9. TYPICAL PARAMETER VALUES
   ────────────────────────
   Water viscosity (25°C):              η ≈ 0.89 mPa·s
   Water thermal conductivity:          κ ≈ 0.6 W/(m·K)
   Water refractive index:              n ≈ 1.33
   Water dn/dT:                         ≈ -1.0 × 10⁻⁴ K⁻¹

   Visible light wavelength:            λ ≈ 400–700 nm
   Near-infrared (two-photon):          λ ≈ 700–1000 nm
   NA (objective lens):                 0.5–1.4 (air/oil immersion)

   Diffusion coefficient (1 µm bead):   D ≈ 0.5–1 µm²/s
   Optical trap stiffness:              κ ≈ 1–100 pN/nm
   Single-molecule photon count:        N ≈ 100–10000 photons


Summary saved to course_summary.txt

Reflection Questions

  1. Optical Sectioning: Compare the optical sectioning mechanisms of confocal and two-photon microscopy. Why is two-photon better for thick specimens?

  2. Superresolution Trade-offs: STED requires high power and can cause phototoxicity. PALM/STORM requires many frames. SIM requires patterned illumination. Which would you choose for live-cell imaging of fast dynamics? Why?

  3. Active vs. Passive: An optical trap can hold a passive bead or guide an active swimmer.
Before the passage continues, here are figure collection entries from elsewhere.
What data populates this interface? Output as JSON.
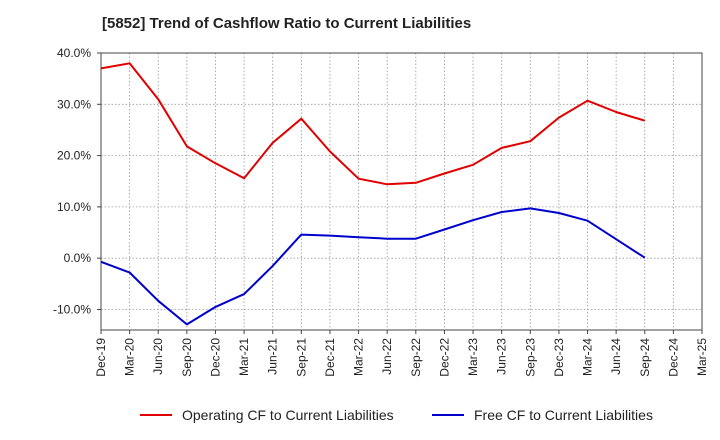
{
  "title": "[5852]  Trend of Cashflow Ratio to Current Liabilities",
  "chart_data": {
    "type": "line",
    "x": [
      "Dec-19",
      "Mar-20",
      "Jun-20",
      "Sep-20",
      "Dec-20",
      "Mar-21",
      "Jun-21",
      "Sep-21",
      "Dec-21",
      "Mar-22",
      "Jun-22",
      "Sep-22",
      "Dec-22",
      "Mar-23",
      "Jun-23",
      "Sep-23",
      "Dec-23",
      "Mar-24",
      "Jun-24",
      "Sep-24",
      "Dec-24",
      "Mar-25"
    ],
    "ylim": [
      -14,
      40
    ],
    "yticks": [
      40,
      30,
      20,
      10,
      0,
      -10
    ],
    "ytick_labels": [
      "40.0%",
      "30.0%",
      "20.0%",
      "10.0%",
      "0.0%",
      "-10.0%"
    ],
    "grid": true,
    "legend_position": "bottom",
    "series": [
      {
        "name": "Operating CF to Current Liabilities",
        "color": "#e00000",
        "values": [
          37.0,
          38.0,
          31.0,
          21.8,
          18.5,
          15.6,
          22.5,
          27.2,
          20.8,
          15.5,
          14.4,
          14.7,
          16.5,
          18.2,
          21.5,
          22.8,
          27.4,
          30.7,
          28.5,
          26.8,
          null,
          null
        ]
      },
      {
        "name": "Free CF to Current Liabilities",
        "color": "#0000cc",
        "values": [
          -0.7,
          -2.8,
          -8.3,
          -12.9,
          -9.5,
          -7.0,
          -1.5,
          4.6,
          4.4,
          4.1,
          3.8,
          3.8,
          5.6,
          7.4,
          9.0,
          9.7,
          8.8,
          7.3,
          3.7,
          0.1,
          null,
          null
        ]
      }
    ]
  }
}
How would you distinguish between these two scenarios by observing position fluctuations?

  4. Detection Limits: Why does lock-in detection fail if noise is at the signal frequency? How would you detect a 1 Hz signal buried in 50 Hz line noise?

  5. Course Integration: This course integrated several themes:

    • Light-matter interaction (absorption, scattering, fluorescence, trapping)
    • Optical design (lenses, aberrations, superresolution optics)
    • Signal detection (photons, noise, lock-in, autocorrelation)
    • Particle dynamics (Brownian motion, thermophoresis, propulsion)

    How would you design an experiment combining two of these themes?


Final Note

You have now completed the Introduction to Photonics course! You are equipped with: - Understanding of light-matter interactions across scales (molecules to micrometers) - Practical knowledge of modern optical microscopy (confocal, superresolution, nonlinear) - Tools for analyzing scattering, thermal effects, and particle dynamics - Experience with numerical simulation and data fitting - Critical thinking about experimental design and measurement limits

Further reading: Consult specialized textbooks on topics of interest: - Born & Wolf – Principles of Optics (classical optics foundation) - Goodman – Introduction to Fourier Optics (diffraction and imaging) - Hecht – Optics (general reference) - Hell et al. – Nanoscopy and Multidimensional Optical Microscopy (superresolution) - Evans & Wong – Optical Materials and Photonics (nonlinear effects)

Good luck with your further studies!